Pasta Salad w/ Sautéed Vegetables

Prep Time 15 minutes
Cook Time 30 minutes
Total Time 45 minutes
Course Buffet, Dinner, Side Dish
Servings 8

Ingredients
  

  • 1 lb Fusilli Pasta
  • 1 Diced Onion (large onion)
  • ¼ cup Olive Oil
  • 1 Large Eggplant (peeled, salted, rinsed and cut into 1" cubes)
  • 3-4 tbsp Additional Olive Oil (the eggplant will need this)
  • 1 Yellow Squash (peeled & cut into ¼ rounds)
  • 1 Zucchini (washed very well to remove any sand - then cut into ¼ rounds
  • 1 cup Shredded Carrots
  • 3 cloves Minced Garlic
  • 1 pt Mushrooms (optional; cleaned and sliced)

Instructions
 

  • Prepare Fusilli Pasta as directed on package.
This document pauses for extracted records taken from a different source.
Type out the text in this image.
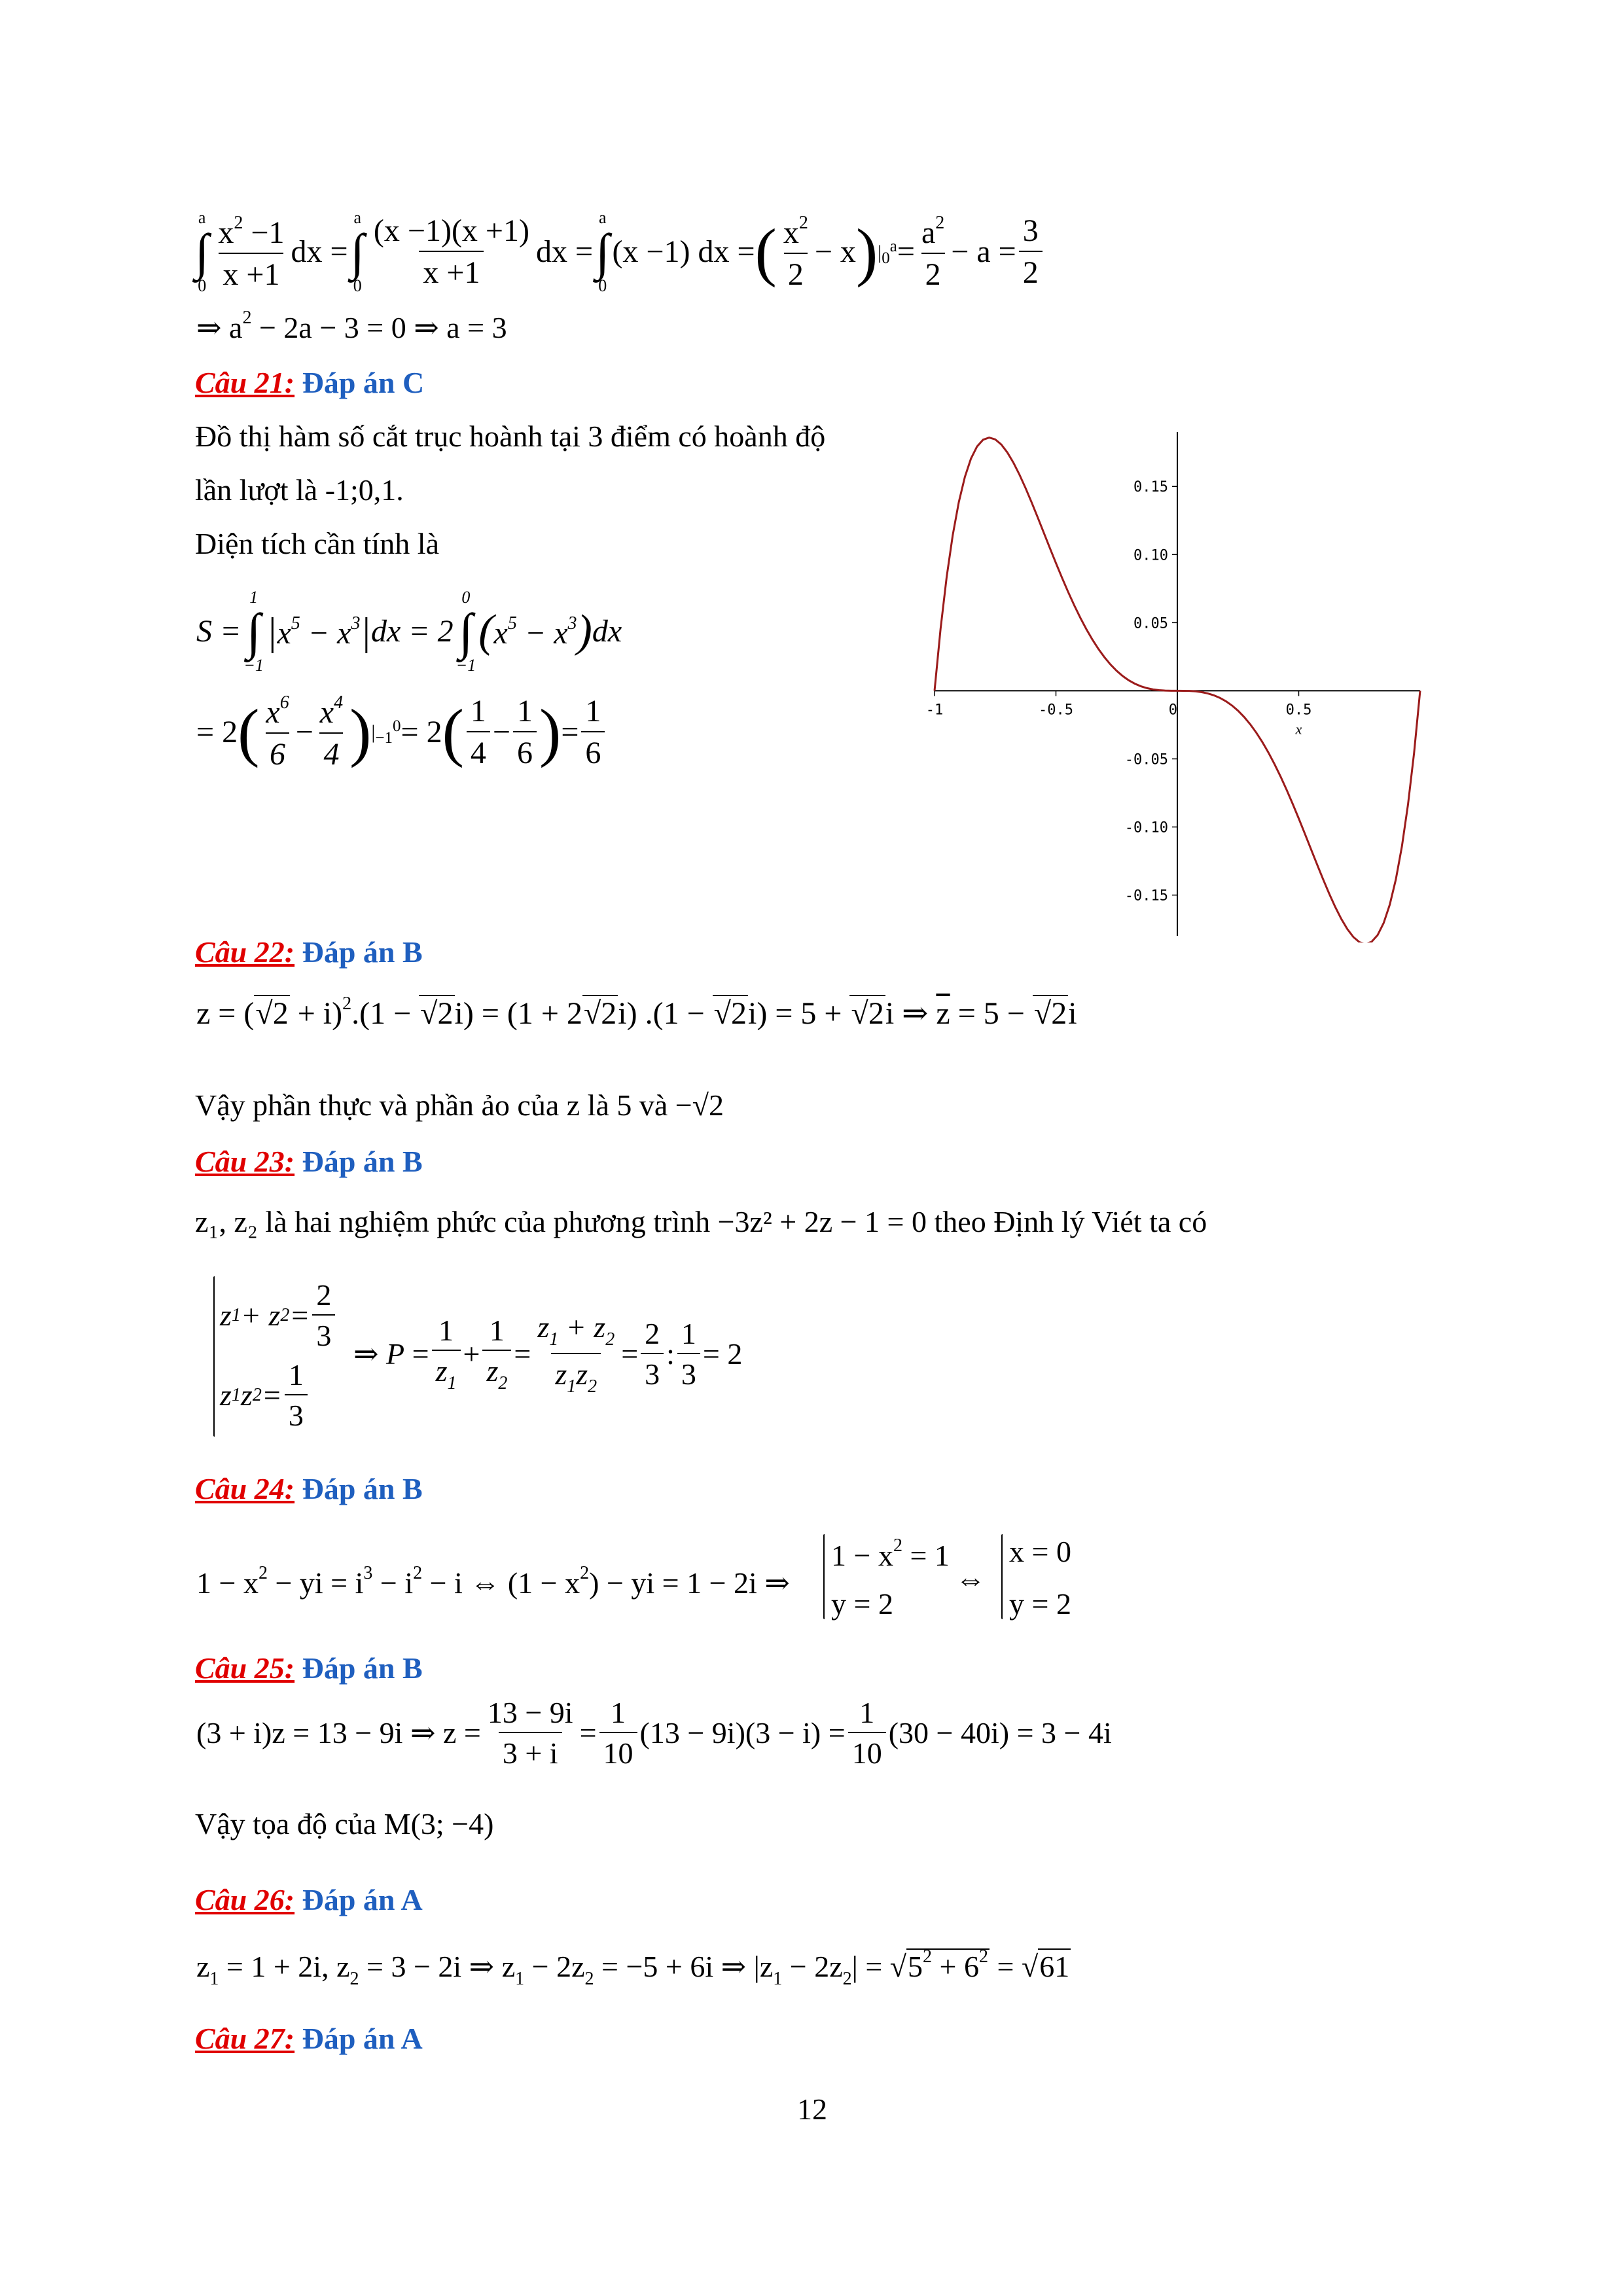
a
∫
$0 \frac{x^2 -1}{x +1}$ dx =
a
∫
$0 \frac{(x -1)(x +1)}{x +1}$ dx =
a
∫
0
(x −1) dx = ( $\frac{x^2}{2} - x$ ) $|_0^a = \frac{a^2}{2} - a = \frac{3}{2}$
⇒ $a^2 - 2a - 3 = 0$ ⇒ a = 3
Câu 21: Đáp án C
Đồ thị hàm số cắt trục hoành tại 3 điểm có hoành độ
lần lượt là -1;0,1.
Diện tích cần tính là
S =
1
∫
−1
| $x^5 - x^3$ | dx = 2
0
∫
−1
( $x^5 - x^3$ ) dx
= 2 ( $\frac{x^6}{6} - \frac{x^4}{4}$ ) $|_{-1}^0 = 2$ ( $\frac{1}{4} - \frac{1}{6}$ ) = $\frac{1}{6}$	-1	-0.5	0	0.5
x
0.15
0.10
0.05
-0.05
-0.10
-0.15
Câu 22: Đáp án B
$z = (√2 + i)^2.(1 - √2i) = (1 + 2√2i)$ .(1 − √2i) = 5 + √2i ⇒ $\overline{z} = 5 - √2i$
Vậy phần thực và phần ảo của z là 5 và −√2
Câu 23: Đáp án B
z₁, z₂ là hai nghiệm phức của phương trình −3z² + 2z − 1 = 0 theo Định lý Viét ta có
z 1 + z $2 = \frac{2}{3}$
z 1 z $2 = \frac{1}{3}$
⇒ $P = \frac{1}{z_1} + \frac{1}{z_2} = \frac{z_1 + z_2}{z_1z_2} = \frac{2}{3}$ : $\frac{1}{3} = 2$
Câu 24: Đáp án B
$1 - x^2$ − yi = $i^3 - i^2 - i$ ⇔ $(1 - x^2)$ − yi = 1 − 2i ⇒
$1 - x^2 = 1$
y = 2
⇔
x = 0
y = 2
Câu 25: Đáp án B
(3 + i)z = 13 − 9i ⇒ $z = \frac{13 - 9i}{3 + i} = \frac{1}{10} (13 - 9i)(3 - i) = \frac{1}{10} (30 - 40i) = 3 - 4i$
Vậy tọa độ của M(3; −4)
Câu 26: Đáp án A
$z_1 = 1 + 2i$, $z_2 = 3 - 2i$ ⇒ $z_1 - 2z_2 = -5 + 6i$ ⇒ $|z_1 - 2z_2| = √5^2 + 6^2 = √61$
Câu 27: Đáp án A
12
Drain.
  • Sauté (in this order for even tenderness of vegetables) Onion and Olive Oil for 2-3 minutes. Add Eggplant and Additional Olive Oil. Cook 8-10 minutes or until eggplant is very soft and has some color.
  • Add Yellow Squash, Zucchini, Shredded Carrots and Garlic and cook about 3-5 minutes. At your option add Mushrooms.
  • Toss with pasta. Salt and pepper to taste.